Rédacteur — Levy a débattu du rôle En tant que diplômé de l’école de médecine au Zimbabwe et en tant que doyen actuel, je dois dire qu’il serait inacceptable de produire des professionnels de la santé qui sont incapables de pratiquer ailleurs dans le monde. qu’au Zimbabwe. En tant qu’enseignants, nous nous sommes toujours efforcés de produire des médecins qui soient universellement acceptés et capables de dispenser des soins de la plus haute qualité, où qu’ils exercent. C’est cette réputation qui a rendu nos diplômés recherchés dans le monde entier. Malheureusement, à cause de cela, nous perdons le meilleur pour le premier monde. C’est un plaisir d’apprendre que les anciens étudiants ont été sélectionnés pour des postes de haut niveau dans les pays développés, ce qui témoigne de nos efforts. Deux solutions possibles produisent un plus grand nombre de diplômés pour approvisionner les marchés locaux et internationaux et créer des conditions locales assez attractif pour que les diplômés choisissent de ne pas partir.

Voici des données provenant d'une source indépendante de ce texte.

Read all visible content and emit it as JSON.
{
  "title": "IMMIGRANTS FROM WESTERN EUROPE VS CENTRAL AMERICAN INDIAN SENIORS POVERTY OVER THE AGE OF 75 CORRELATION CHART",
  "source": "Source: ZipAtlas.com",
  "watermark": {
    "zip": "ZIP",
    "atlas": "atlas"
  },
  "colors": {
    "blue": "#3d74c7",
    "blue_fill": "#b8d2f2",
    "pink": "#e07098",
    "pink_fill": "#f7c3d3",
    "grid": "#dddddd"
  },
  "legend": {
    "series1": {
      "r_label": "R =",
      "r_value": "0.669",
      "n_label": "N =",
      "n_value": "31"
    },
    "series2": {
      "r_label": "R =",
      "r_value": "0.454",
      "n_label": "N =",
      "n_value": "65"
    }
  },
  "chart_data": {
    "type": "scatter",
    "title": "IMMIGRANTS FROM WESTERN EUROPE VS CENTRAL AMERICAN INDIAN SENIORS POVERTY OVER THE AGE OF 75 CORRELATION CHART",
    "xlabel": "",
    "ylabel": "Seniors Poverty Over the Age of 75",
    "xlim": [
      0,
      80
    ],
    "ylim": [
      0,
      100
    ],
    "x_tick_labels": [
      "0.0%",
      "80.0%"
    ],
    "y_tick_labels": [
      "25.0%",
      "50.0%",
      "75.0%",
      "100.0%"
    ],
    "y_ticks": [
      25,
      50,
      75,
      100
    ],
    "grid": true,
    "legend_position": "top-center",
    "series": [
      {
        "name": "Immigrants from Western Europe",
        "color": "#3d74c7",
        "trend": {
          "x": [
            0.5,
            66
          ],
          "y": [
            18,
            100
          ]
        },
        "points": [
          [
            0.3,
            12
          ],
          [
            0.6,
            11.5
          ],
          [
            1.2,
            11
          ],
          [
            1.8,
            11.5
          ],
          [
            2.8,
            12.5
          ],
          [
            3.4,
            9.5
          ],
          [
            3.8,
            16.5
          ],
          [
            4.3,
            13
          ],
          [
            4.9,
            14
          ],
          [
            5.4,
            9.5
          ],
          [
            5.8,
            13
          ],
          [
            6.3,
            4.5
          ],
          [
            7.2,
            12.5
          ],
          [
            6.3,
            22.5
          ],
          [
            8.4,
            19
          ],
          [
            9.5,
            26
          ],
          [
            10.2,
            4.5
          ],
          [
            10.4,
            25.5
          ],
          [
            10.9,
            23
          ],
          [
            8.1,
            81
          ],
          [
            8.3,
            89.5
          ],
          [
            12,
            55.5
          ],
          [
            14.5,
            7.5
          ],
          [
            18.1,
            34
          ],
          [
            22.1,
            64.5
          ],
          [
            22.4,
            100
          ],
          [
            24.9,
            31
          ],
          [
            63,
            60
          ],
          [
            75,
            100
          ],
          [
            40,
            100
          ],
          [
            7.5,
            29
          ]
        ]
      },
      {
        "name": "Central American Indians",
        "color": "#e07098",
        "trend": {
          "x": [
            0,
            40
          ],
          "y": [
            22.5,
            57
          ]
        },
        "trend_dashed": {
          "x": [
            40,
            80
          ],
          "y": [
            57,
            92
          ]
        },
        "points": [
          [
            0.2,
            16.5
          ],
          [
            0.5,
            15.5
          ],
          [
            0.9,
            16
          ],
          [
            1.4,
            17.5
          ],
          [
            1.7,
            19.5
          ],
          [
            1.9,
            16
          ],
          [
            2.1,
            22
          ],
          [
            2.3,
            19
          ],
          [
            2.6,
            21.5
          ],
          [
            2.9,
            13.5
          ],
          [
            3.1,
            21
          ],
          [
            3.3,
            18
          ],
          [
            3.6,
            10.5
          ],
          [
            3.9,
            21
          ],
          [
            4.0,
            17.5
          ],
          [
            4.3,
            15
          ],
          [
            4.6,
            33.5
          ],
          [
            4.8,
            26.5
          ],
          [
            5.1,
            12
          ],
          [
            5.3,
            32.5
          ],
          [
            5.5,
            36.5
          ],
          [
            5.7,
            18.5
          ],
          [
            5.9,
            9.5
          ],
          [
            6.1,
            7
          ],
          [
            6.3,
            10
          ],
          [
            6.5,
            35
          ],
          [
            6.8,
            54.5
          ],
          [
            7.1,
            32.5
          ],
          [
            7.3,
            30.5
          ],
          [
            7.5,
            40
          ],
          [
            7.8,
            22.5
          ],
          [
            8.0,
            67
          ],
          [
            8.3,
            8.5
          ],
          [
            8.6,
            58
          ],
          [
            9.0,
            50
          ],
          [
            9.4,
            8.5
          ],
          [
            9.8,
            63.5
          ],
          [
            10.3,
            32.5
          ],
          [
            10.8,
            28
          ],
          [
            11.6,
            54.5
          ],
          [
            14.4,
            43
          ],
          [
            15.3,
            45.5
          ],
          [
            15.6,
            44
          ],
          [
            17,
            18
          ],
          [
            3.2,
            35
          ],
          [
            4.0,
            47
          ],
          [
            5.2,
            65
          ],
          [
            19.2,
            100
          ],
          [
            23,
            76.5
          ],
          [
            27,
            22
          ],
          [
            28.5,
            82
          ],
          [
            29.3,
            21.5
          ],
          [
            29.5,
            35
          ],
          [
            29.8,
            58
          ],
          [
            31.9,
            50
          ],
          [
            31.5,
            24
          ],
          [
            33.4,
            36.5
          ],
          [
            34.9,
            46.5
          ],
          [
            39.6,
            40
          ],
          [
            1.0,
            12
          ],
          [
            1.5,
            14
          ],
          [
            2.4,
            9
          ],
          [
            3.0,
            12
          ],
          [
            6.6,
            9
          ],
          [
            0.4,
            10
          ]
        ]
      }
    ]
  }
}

La première option pourrait ne pas être possible, car l’exode des experts a affecté les instituts de formation. S’attaquer à la deuxième option peut atténuer le problème. Il est nécessaire de revoir les raisons sociales, politiques et économiques à l’origine de l’exode, et d’assurer la sécurité et les opportunités de développement ultérieur au niveau local. L’abaissement des normes ne devrait pas être accepté; les conditions locales doivent être revues et corrigées.